Putin, distracted by Mother Nature's kind offerings to mankind and manhood, apparently failed to notice the block letters painted on the protesters' ivory skin: "[Expletive] Putin."

Those who love Putin undress for him. Those who hate him also get naked. Those are the bare facts.

Putin drawing a cat's rear end on Sept. 1, the first day of school. (ligaizbirateley / Facebook)

Putin himself has shown no inhibition toward mammalian nudity this year. While visiting a Kurgan school in September, Putin showcased his artistic talents on the classroom's white board, drawing the rear end of a cat.

The "draw me a cat's bottom" incident — albeit less poetic than the Little Prince's sheep-drawing obsession — highlighted Putin's ability to see things from another angle.

Or was it Putin's speech defect when it comes to stringing three simple syllables together — "NA-VAL-NY" — that turned Lyudmila away?

Putin's spokesman, Dmitry Peskov, famous for his auburn mustache and penchant for controversy, admitted off the record to Kommersant that the president never publicly pronounced the name of the charismatic figure of the nonsystemic opposition, Alexei Navalny, because he did not want to give his opponent undue publicity.

The N-word. I dare you to say it.

Or maybe Lyudmila feared that her husband's affinity for all things French had gone too far?

Putin took a liking to French joie-de-vivre in January, granting Gérard Depardieu citizenship as part of the actor's tax evasion shenanigans.
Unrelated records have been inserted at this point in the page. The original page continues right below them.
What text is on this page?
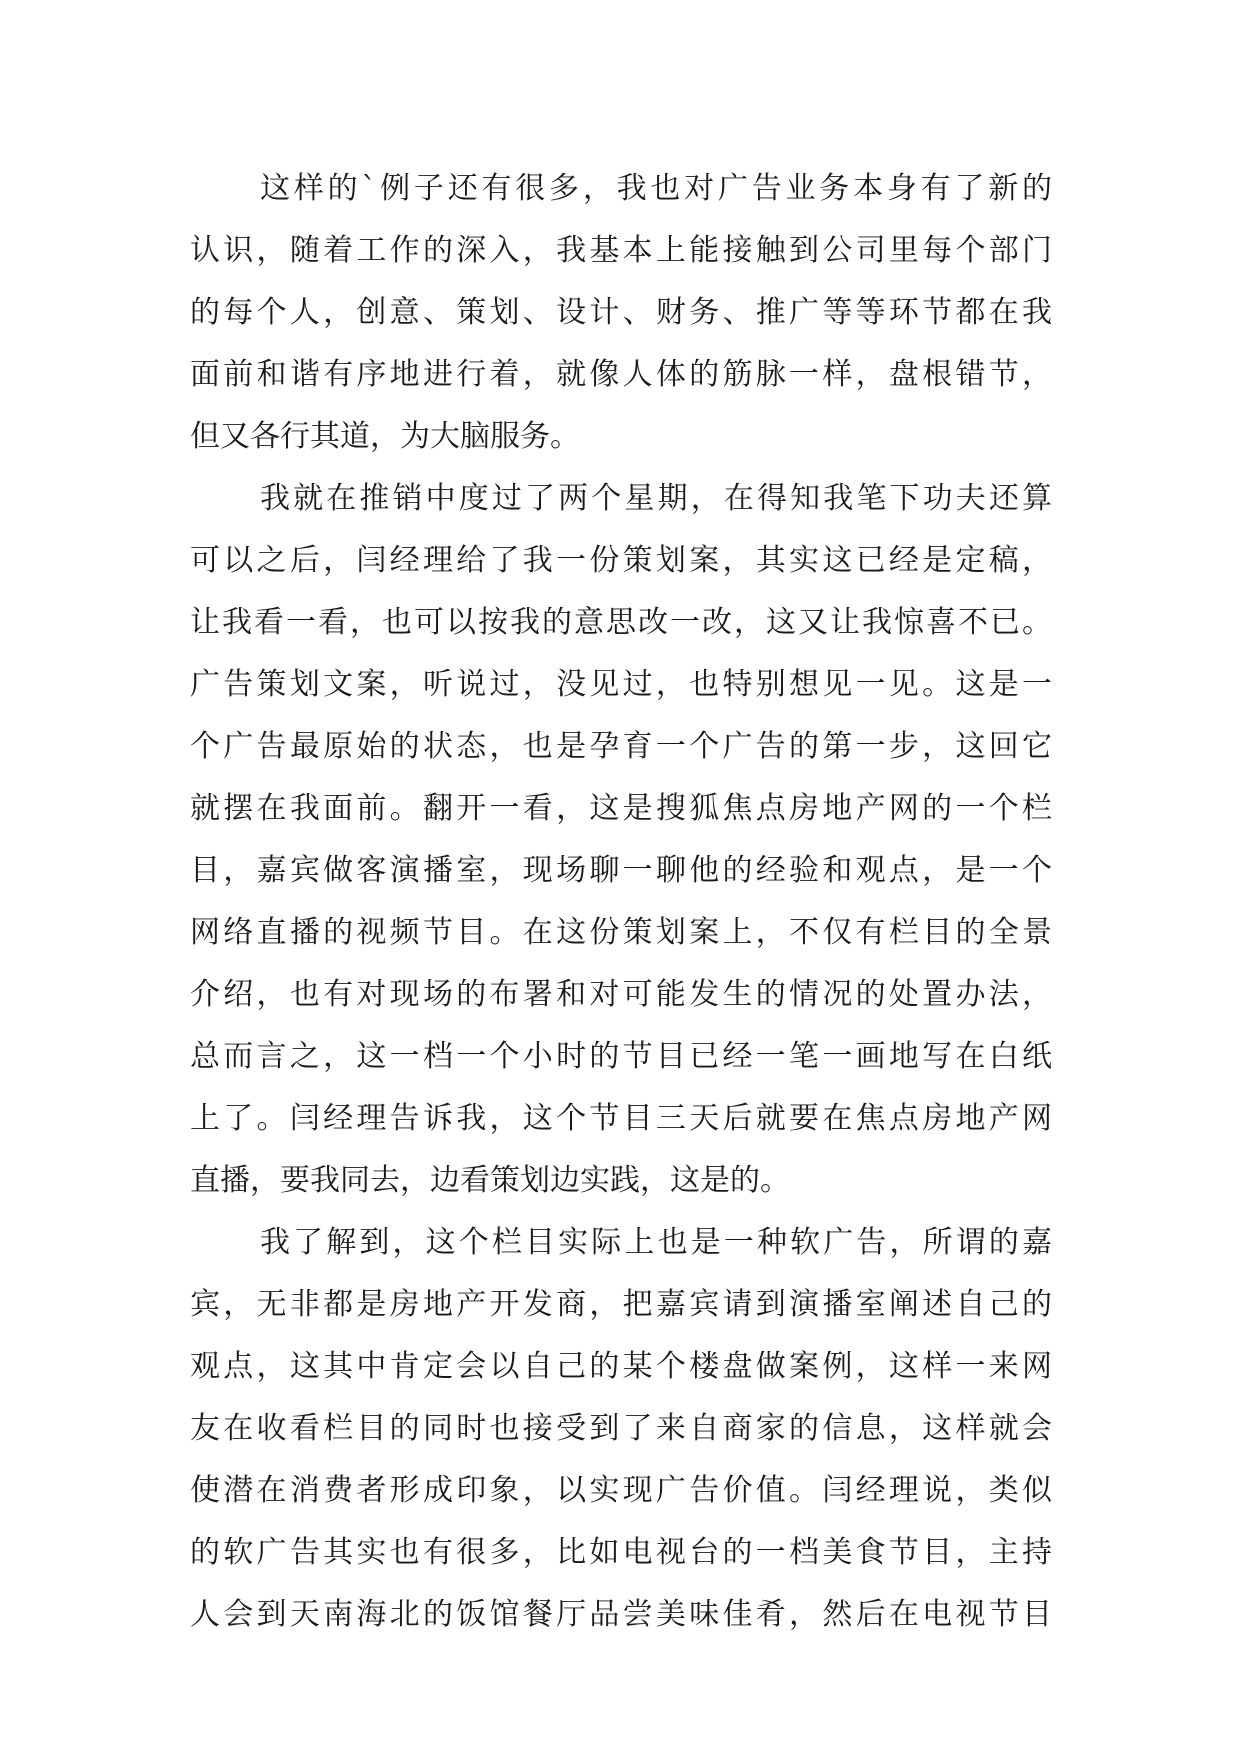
这样的`例子还有很多，我也对广告业务本身有了新的
认识，随着工作的深入，我基本上能接触到公司里每个部门
的每个人，创意、策划、设计、财务、推广等等环节都在我
面前和谐有序地进行着，就像人体的筋脉一样，盘根错节，
但又各行其道，为大脑服务。
我就在推销中度过了两个星期，在得知我笔下功夫还算
可以之后，闫经理给了我一份策划案，其实这已经是定稿，
让我看一看，也可以按我的意思改一改，这又让我惊喜不已。
广告策划文案，听说过，没见过，也特别想见一见。这是一
个广告最原始的状态，也是孕育一个广告的第一步，这回它
就摆在我面前。翻开一看，这是搜狐焦点房地产网的一个栏
目，嘉宾做客演播室，现场聊一聊他的经验和观点，是一个
网络直播的视频节目。在这份策划案上，不仅有栏目的全景
介绍，也有对现场的布署和对可能发生的情况的处置办法，
总而言之，这一档一个小时的节目已经一笔一画地写在白纸
上了。闫经理告诉我，这个节目三天后就要在焦点房地产网
直播，要我同去，边看策划边实践，这是的。
我了解到，这个栏目实际上也是一种软广告，所谓的嘉
宾，无非都是房地产开发商，把嘉宾请到演播室阐述自己的
观点，这其中肯定会以自己的某个楼盘做案例，这样一来网
友在收看栏目的同时也接受到了来自商家的信息，这样就会
使潜在消费者形成印象，以实现广告价值。闫经理说，类似
的软广告其实也有很多，比如电视台的一档美食节目，主持
人会到天南海北的饭馆餐厅品尝美味佳肴，然后在电视节目
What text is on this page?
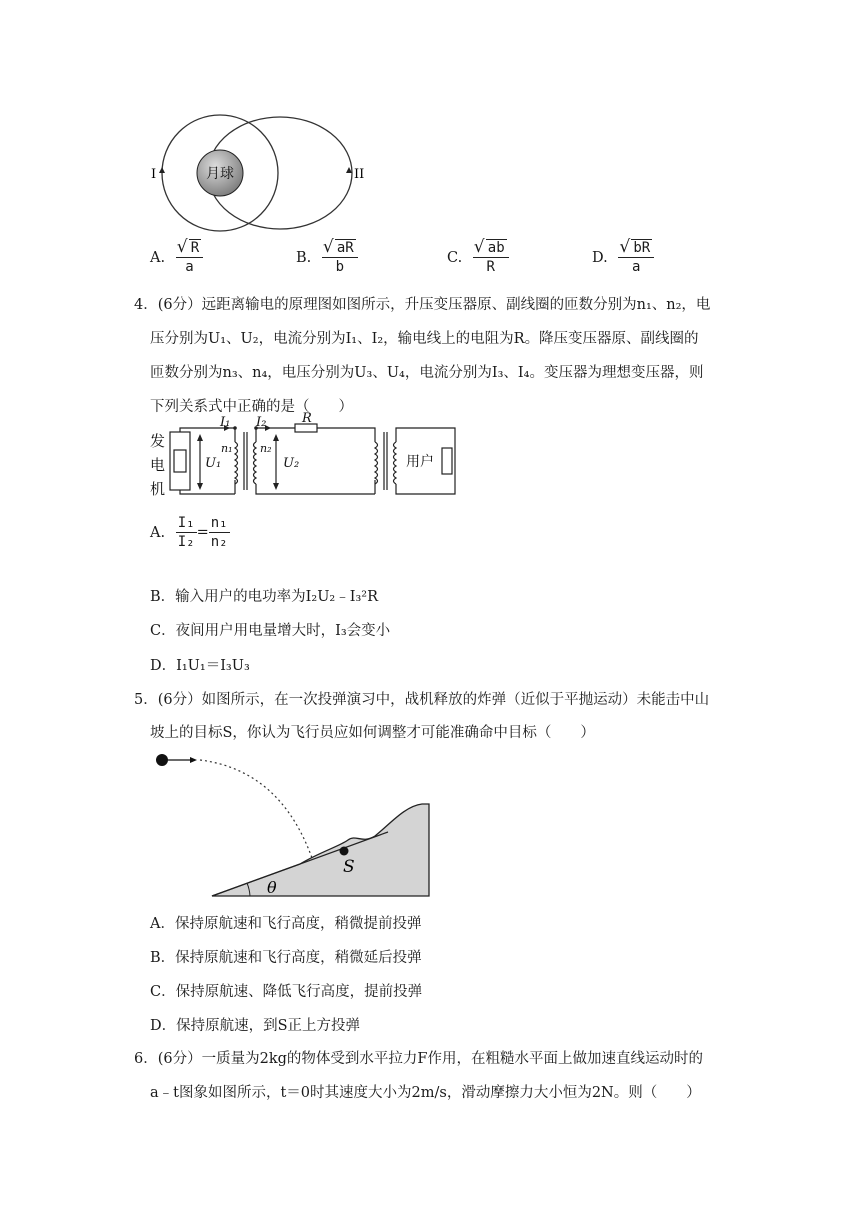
月球
I	II
A. √ $\frac{R}{a}$	B. √ $\frac{aR}{b}$	C. √ $\frac{ab}{R}$	D. √ $\frac{bR}{a}$
4．(6分）远距离输电的原理图如图所示，升压变压器原、副线圈的匝数分别为n₁、n₂，电
压分别为U₁、U₂，电流分别为I₁、I₂，输电线上的电阻为R。降压变压器原、副线圈的
匝数分别为n₃、n₄，电压分别为U₃、U₄，电流分别为I₃、I₄。变压器为理想变压器，则
下列关系式中正确的是（　　）
发
电
机
I₁ I₂	R
U₁	U₂
n₁	n₂
用户
A. $\frac{\text{I₁}}{\text{I₂}} = \frac{\text{n₁}}{\text{n₂}}$
B．输入用户的电功率为I₂U₂﹣I₃²R
C．夜间用户用电量增大时，I₃会变小
D．I₁U₁＝I₃U₃
5．(6分）如图所示，在一次投弹演习中，战机释放的炸弹（近似于平抛运动）未能击中山
坡上的目标S，你认为飞行员应如何调整才可能准确命中目标（　　）
S
θ
A．保持原航速和飞行高度，稍微提前投弹
B．保持原航速和飞行高度，稍微延后投弹
C．保持原航速、降低飞行高度，提前投弹
D．保持原航速，到S正上方投弹
6．(6分）一质量为2kg的物体受到水平拉力F作用，在粗糙水平面上做加速直线运动时的
a﹣t图象如图所示，t＝0时其速度大小为2m/s，滑动摩擦力大小恒为2N。则（　　）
Registered in Saransk, Depardieu praised Russia's democracy, Ramzan Kadyrov's leadership in Chechnya, and said he wanted to become the "tsar of Saransk."

A YouTube video of French actor Gérard Depardieu dancing at a party hosted by Chechen leader Ramzan Kadyrov.

Russia was just itching for another potbellied loudmouth with a nose for fermented drinks and PR campaigns.

But Depardieu was not the only surprise addition to Putin's extended family of disgruntled Westerners.

Edward Snowden, the former National Security Agency contractor who disclosed classified documents to the press — for Putin, a "strange guy" whose arrival was like "an unwanted Christmas gift" — is the newest member of Russia's dysfunctional expat family.

Snowden, who got a job working for an undisclosed Russian website, spent 40 days in the transit zone of Moscow's Sheremetyevo Airport before being granted temporary asylum.

Last week, the 30-year-old leaker said he would be willing to move to Brazil to help investigate NSA spying on the country. Perhaps Russian winters just aren't doing it for him. Too bad he missed that flight to Bolivia on President Evo Morales' plane.

A French clown and a "strange" American were likely not the adopted children Lyudmila had hoped for. Russia is not generally big on adoptions, anyway.

When Lyudmila thought she had seen it all, a meteor landed in the city of Chelyabinsk on a cold February morning, shattering windows and exciting foul-mouthed residents of the city whose recorded profanity was disseminated around the world.

A photoshopped image depicting Putin soaring on the Chelyabinsk meteorite. (Twitter)

While the untamed leader of the Liberal Democratic Party, Vladimir Zhirinovsky, claimed the meteorite was actually a new weapon being tested by the United States, photoshopped images of a shirtless Putin riding the meteor in the Chelyabinsk skies went viral on social media.

But the Chelyabinsk meteor was not the end of the world. Nor did it mark the end of Putin's quirks. And the tumultuous events of 2013 are not the end for Lyudmila, either. She will not perish tragically, as Anna Karenina did, tormented by heartache and remorse.

Putin has high hopes for 2014. The Sochi Winter Olympic Games in February will give him the chance to flex his muscles in a celebration of the fabricated image the country wishes to project to the world. They also set the stage for more mishaps, embarrassments and hilarity.